"That was very open of you, sir," said Alé with as gentle, appreciative, and respectful a voice as she could muster. "If you don't mind me asking, how do you feel about the interventions she made?"
The Brit had retracted, his lips thinly pressed together, looking miserable and lonely, and he examined his phone as he waited for a response from whomever it was he was talking to, but as she looked at him she did sense that he might have wanted to be texting someone else.
That he might have wanted to be talking to someone else.
"Ineffective, ultimately," he said with bitterness, "and usually she tends to only be half right. Which means, of course, that she is usually also half wrong. But most ordinary people have similar odds."
"That's not very kind," said Alé, who was less than thrilled at the idea that he probably considered her ordinary. But she acknowledged that she had no reason to accept whatever opinions others had of her unless she allowed them to become important to her, so she treated it with a neutral glance.
"It's true," he said with a wave of his hand, dark and angular against the florescent glow of his smartphone screen. "Most people are spectacular idiots."
As such an intuitive person as she was, this thinking-machine Brit's comment struck her funny-bone in an unexpected way, and before she could tell herself to shut her big mouth she was laughing.
"What the world might do without people like you!" she exclaimed after a moment. "People who disavow the things that make us human just as much as our rationality does – people who despise emotionality. You need both, mister, if only because rationality keeps you alive, and emotionality makes it worthwhile to stay alive. Otherwise...it's just staying. And I'm sure you can understand how that might not be fun."

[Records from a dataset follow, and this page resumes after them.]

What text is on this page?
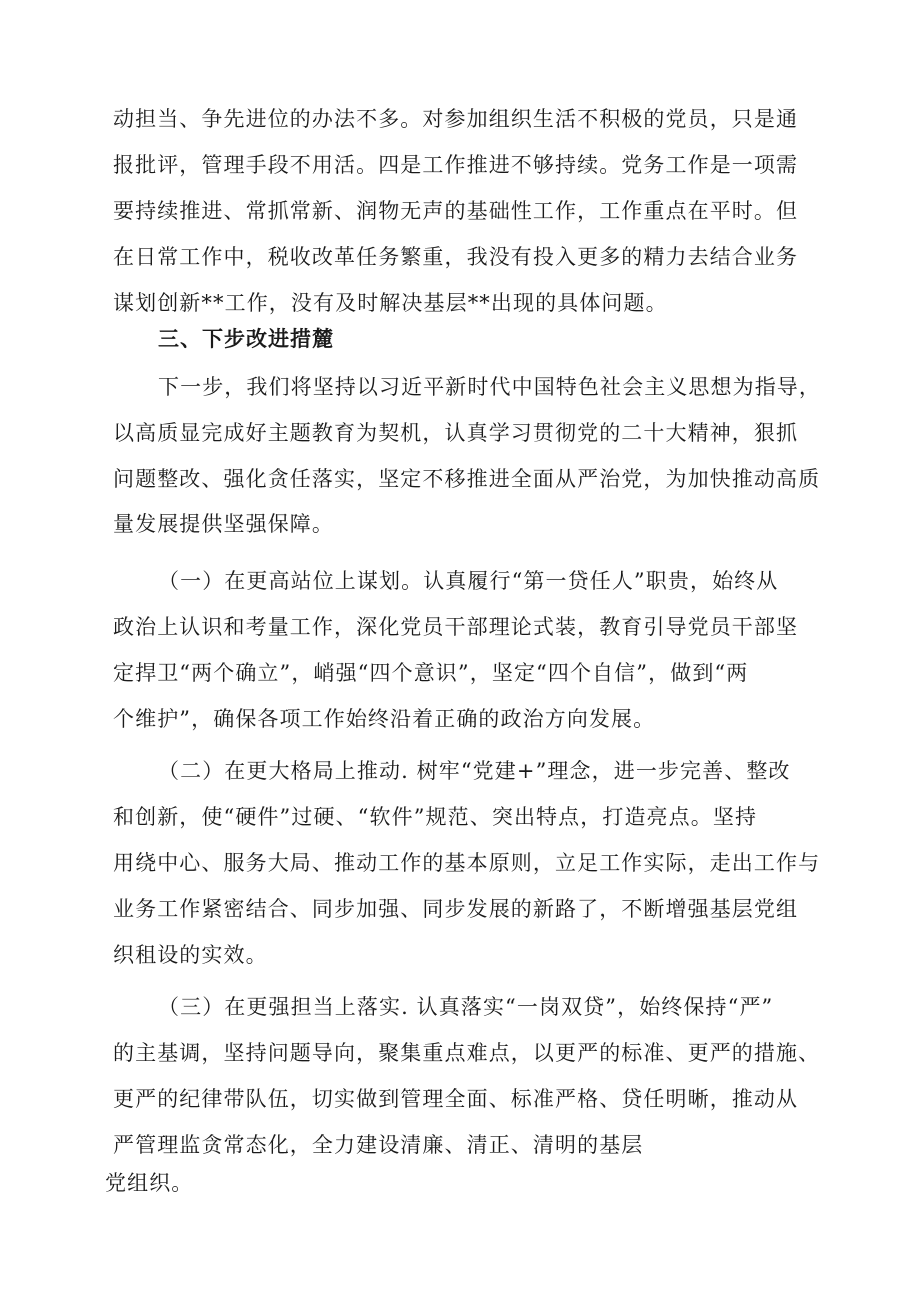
动担当、争先进位的办法不多。对参加组织生活不积极的党员，只是通
报批评，管理手段不用活。四是工作推进不够持续。党务工作是一项需
要持续推进、常抓常新、润物无声的基础性工作，工作重点在平时。但
在日常工作中，税收改革任务繁重，我没有投入更多的精力去结合业务
谋划创新**工作，没有及时解决基层**出现的具体问题。
三、下步改进措麓
下一步，我们将坚持以习近平新时代中国特色社会主义思想为指导，
以高质显完成好主题教育为契机，认真学习贯彻党的二十大精神，狠抓
问题整改、强化贪任落实，坚定不移推进全面从严治党，为加快推动高质
量发展提供坚强保障。
（一）在更高站位上谋划。认真履行“第一贷任人”职贵，始终从
政治上认识和考量工作，深化党员干部理论式装，教育引导党员干部坚
定捍卫“两个确立”，峭强“四个意识”，坚定“四个自信”，做到“两
个维护”，确保各项工作始终沿着正确的政治方向发展。
（二）在更大格局上推动. 树牢“党建+”理念，进一步完善、整改
和创新，使“硬件”过硬、“软件”规范、突出特点，打造亮点。坚持
用绕中心、服务大局、推动工作的基本原则，立足工作实际，走出工作与
业务工作紧密结合、同步加强、同步发展的新路了，不断增强基层党组
织租设的实效。
（三）在更强担当上落实. 认真落实“一岗双贷”，始终保持“严”
的主基调，坚持问题导向，聚集重点难点，以更严的标准、更严的措施、
更严的纪律带队伍，切实做到管理全面、标准严格、贷任明晰，推动从
严管理监贪常态化，全力建设清廉、清正、清明的基层
党组织。
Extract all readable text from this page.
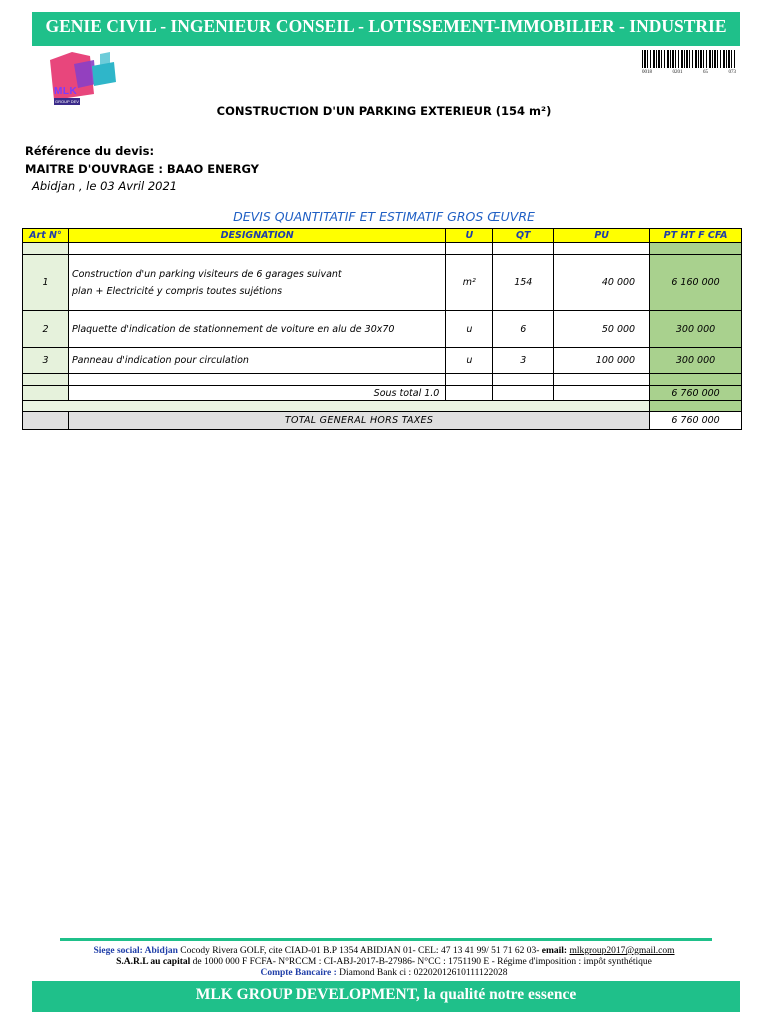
GENIE CIVIL - INGENIEUR CONSEIL - LOTISSEMENT-IMMOBILIER - INDUSTRIE
MLK
GROUP DEV
0018	0201	65	073
CONSTRUCTION D'UN PARKING EXTERIEUR (154 m²)
Référence du devis:
MAITRE D'OUVRAGE : BAAO ENERGY
Abidjan , le 03 Avril 2021
DEVIS QUANTITATIF ET ESTIMATIF GROS ŒUVRE
Art N°	DESIGNATION	U	QT	PU	PT HT F CFA

1	Construction d'un parking visiteurs de 6 garages suivant
plan + Electricité y compris toutes sujétions	m²	154	40 000	6 160 000
2	Plaquette d'indication de stationnement de voiture en alu de 30x70	u	6	50 000	300 000
3	Panneau d'indication pour circulation	u	3	100 000	300 000

	Sous total 1.0				6 760 000

	TOTAL GENERAL HORS TAXES				6 760 000
Siege social: Abidjan Cocody Rivera GOLF, cite CIAD-01 B.P 1354 ABIDJAN 01- CEL: 47 13 41 99/ 51 71 62 03- email: mlkgroup2017@gmail.com
S.A.R.L au capital de 1000 000 F FCFA- N°RCCM : CI-ABJ-2017-B-27986- N°CC : 1751190 E - Régime d'imposition : impôt synthétique
Compte Bancaire : Diamond Bank ci : 02202012610111122028
MLK GROUP DEVELOPMENT, la qualité notre essence
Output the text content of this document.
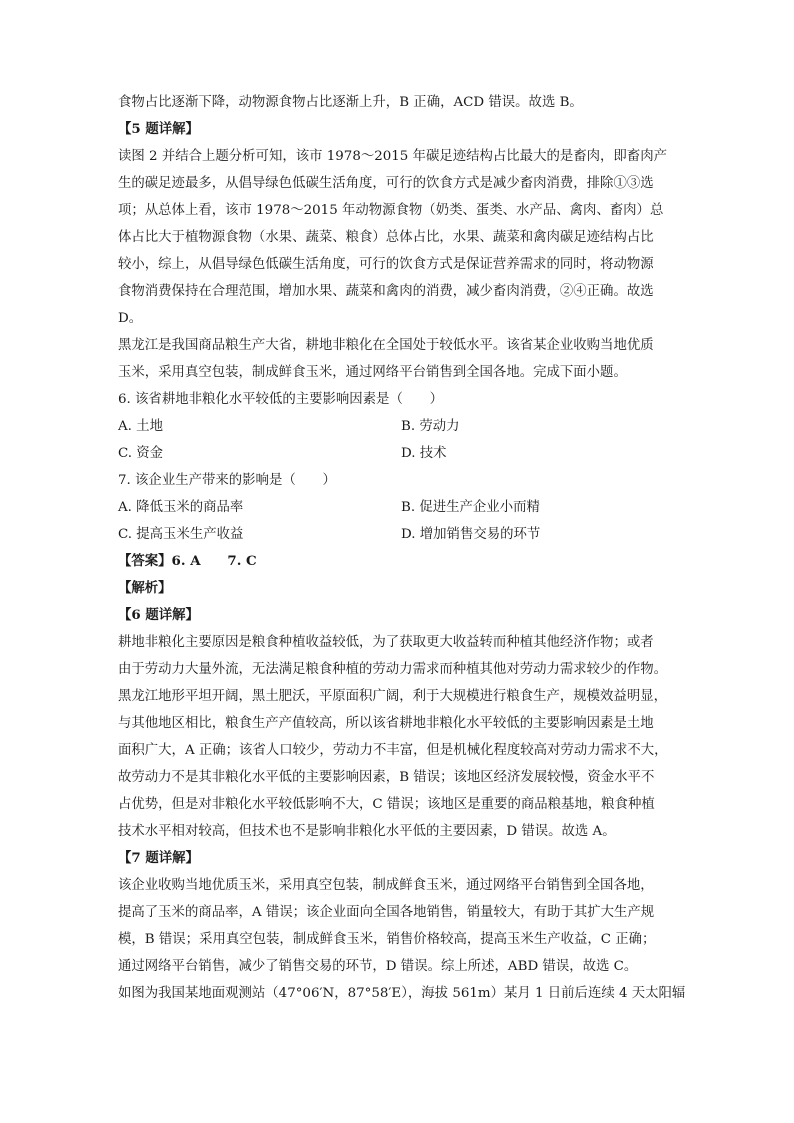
食物占比逐渐下降，动物源食物占比逐渐上升，B 正确，ACD 错误。故选 B。
【5 题详解】
读图 2 并结合上题分析可知，该市 1978～2015 年碳足迹结构占比最大的是畜肉，即畜肉产
生的碳足迹最多，从倡导绿色低碳生活角度，可行的饮食方式是减少畜肉消费，排除①③选
项；从总体上看，该市 1978～2015 年动物源食物（奶类、蛋类、水产品、禽肉、畜肉）总
体占比大于植物源食物（水果、蔬菜、粮食）总体占比，水果、蔬菜和禽肉碳足迹结构占比
较小，综上，从倡导绿色低碳生活角度，可行的饮食方式是保证营养需求的同时，将动物源
食物消费保持在合理范围，增加水果、蔬菜和禽肉的消费，减少畜肉消费，②④正确。故选
D。
黑龙江是我国商品粮生产大省，耕地非粮化在全国处于较低水平。该省某企业收购当地优质
玉米，采用真空包装，制成鲜食玉米，通过网络平台销售到全国各地。完成下面小题。
6. 该省耕地非粮化水平较低的主要影响因素是（　　）
A. 土地	B. 劳动力
C. 资金	D. 技术
7. 该企业生产带来的影响是（　　）
A. 降低玉米的商品率	B. 促进生产企业小而精
C. 提高玉米生产收益	D. 增加销售交易的环节
【答案】6. A　　7. C
【解析】
【6 题详解】
耕地非粮化主要原因是粮食种植收益较低，为了获取更大收益转而种植其他经济作物；或者
由于劳动力大量外流，无法满足粮食种植的劳动力需求而种植其他对劳动力需求较少的作物。
黑龙江地形平坦开阔，黑土肥沃，平原面积广阔，利于大规模进行粮食生产，规模效益明显，
与其他地区相比，粮食生产产值较高，所以该省耕地非粮化水平较低的主要影响因素是土地
面积广大，A 正确；该省人口较少，劳动力不丰富，但是机械化程度较高对劳动力需求不大，
故劳动力不是其非粮化水平低的主要影响因素，B 错误；该地区经济发展较慢，资金水平不
占优势，但是对非粮化水平较低影响不大，C 错误；该地区是重要的商品粮基地，粮食种植
技术水平相对较高，但技术也不是影响非粮化水平低的主要因素，D 错误。故选 A。
【7 题详解】
该企业收购当地优质玉米，采用真空包装，制成鲜食玉米，通过网络平台销售到全国各地，
提高了玉米的商品率，A 错误；该企业面向全国各地销售，销量较大，有助于其扩大生产规
模，B 错误；采用真空包装，制成鲜食玉米，销售价格较高，提高玉米生产收益，C 正确；
通过网络平台销售，减少了销售交易的环节，D 错误。综上所述，ABD 错误，故选 C。
如图为我国某地面观测站（47°06′N，87°58′E），海拔 561m）某月 1 日前后连续 4 天太阳辐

The comment really seemed to hit home, because as she said this, the Brit withdrew like a mollusk into its shell, folding his legs to his chest, wrapping his long, sinewy arms around them, and burying his face into his knobby knees.
It was disconcerting to see a grown man in such a position, but Alé took it in stride. She'd seen the toughest of the tough in the times of their greatest vulnerability, in jail cells, at their homies' funerals, and as drunk or high as was humanly possible.
"Eh, man, I'm sorry," she said, seeking to make it better, though she knew an apology wouldn't necessarily help this dysfunctional man, "that was not kind or necessary, and I don't know that it was true."
"It was none of those things," he agreed, venom in his voice, though his insistence merely confirmed her suspicions that what she had said resonated more with him than he could admit.
She had to notice, too, that he had not been texting for some while. Fiddling with his phone, making the screen light up and dim down over and over as he checked for text messages, yes, but not technically texting.
However, she was feeling the pull of sleep, and this, augmented by having gotten absorbed in the conversation, was threatening her driving.
"I need coffee," she breathed again, "how 'bout you?"
"Oh, God yes," he asserted, unfolding like a flower at the thought, "and carbohydrates."
"I gotta say, you do look like a man who likes carbs," she said with some amusement. "I guess your brain alone uses well over the average hundred a day."
"I don't eat when I'm on a case," he said, surprising her, "but when it's over, I'm famished."
"Disordered eating habits," she said, then laughed. "But don't worry, I withhold judgment on that, I've never been an 'ordered' eater in my life, either."
"So frequently...I feel like food's not worth the bother."
Alé paused as she looked for a place to get off the freeway. "Thank God, we're at Camarillo already...so wait a minute, you aren't here on a case?"
"Not one worthy of my presence here, no."
"Then a...mundane one?"
"More than mundane. It's ridiculous."
"Mhm." She paused. "And this is concerning the UMQRA group, correct?"
"Your inclination to refer by everything with its initials betrays your long experience in government work."
He suddenly reacted to his phone as if it had rung, picking it up and reading a text message that had noiselessly surfaced on its screen.
"Do you have one of those mosquito ringtones?" Alé asked as they pulled off the freeway.
"It's new. 22 kilohertz," he answered blandly. "It's the upper range of the human ear's capacity. Virtually unhearable. Unless you're trained." He paused in his typing. "How long until we get where we're going?"
"About thirty minutes, just let me please get some tougher caffeine in my system. This stuff I've been drinking is just sugary shit."
They pulled into a gas station and Alé leaped out, flipping a switch to open the gas tank cover.
"You got a credit card?" she demanded, not bothering to look at him as she shoved the nozzle into the tank.
"Oh, how rude of me, I insist that you let me pay for the gas," he replied, hating to be told what to do as much as she did.
"I'll buy you coffee. I'm sure it's crap, but it's something."
"Black, two sugars."
"Got it."
Leaving him with her keys in the ignition, she sprinted into the convenience store, exhilarating at the chance to exercise her muscles a bit.
Returning bearing two piping hot but definitely crappy coffees, she found him leaning against the car, reading her latest issue of Journal of Adolescent and Gang Intervention in Social Work.
"Are you an ex-gangmember, then?" he asked, not looking up at her but accepting the coffee she pressed into his hand. He didn't seem to notice how hot or how putrid it was, sipping with undiscerning taste.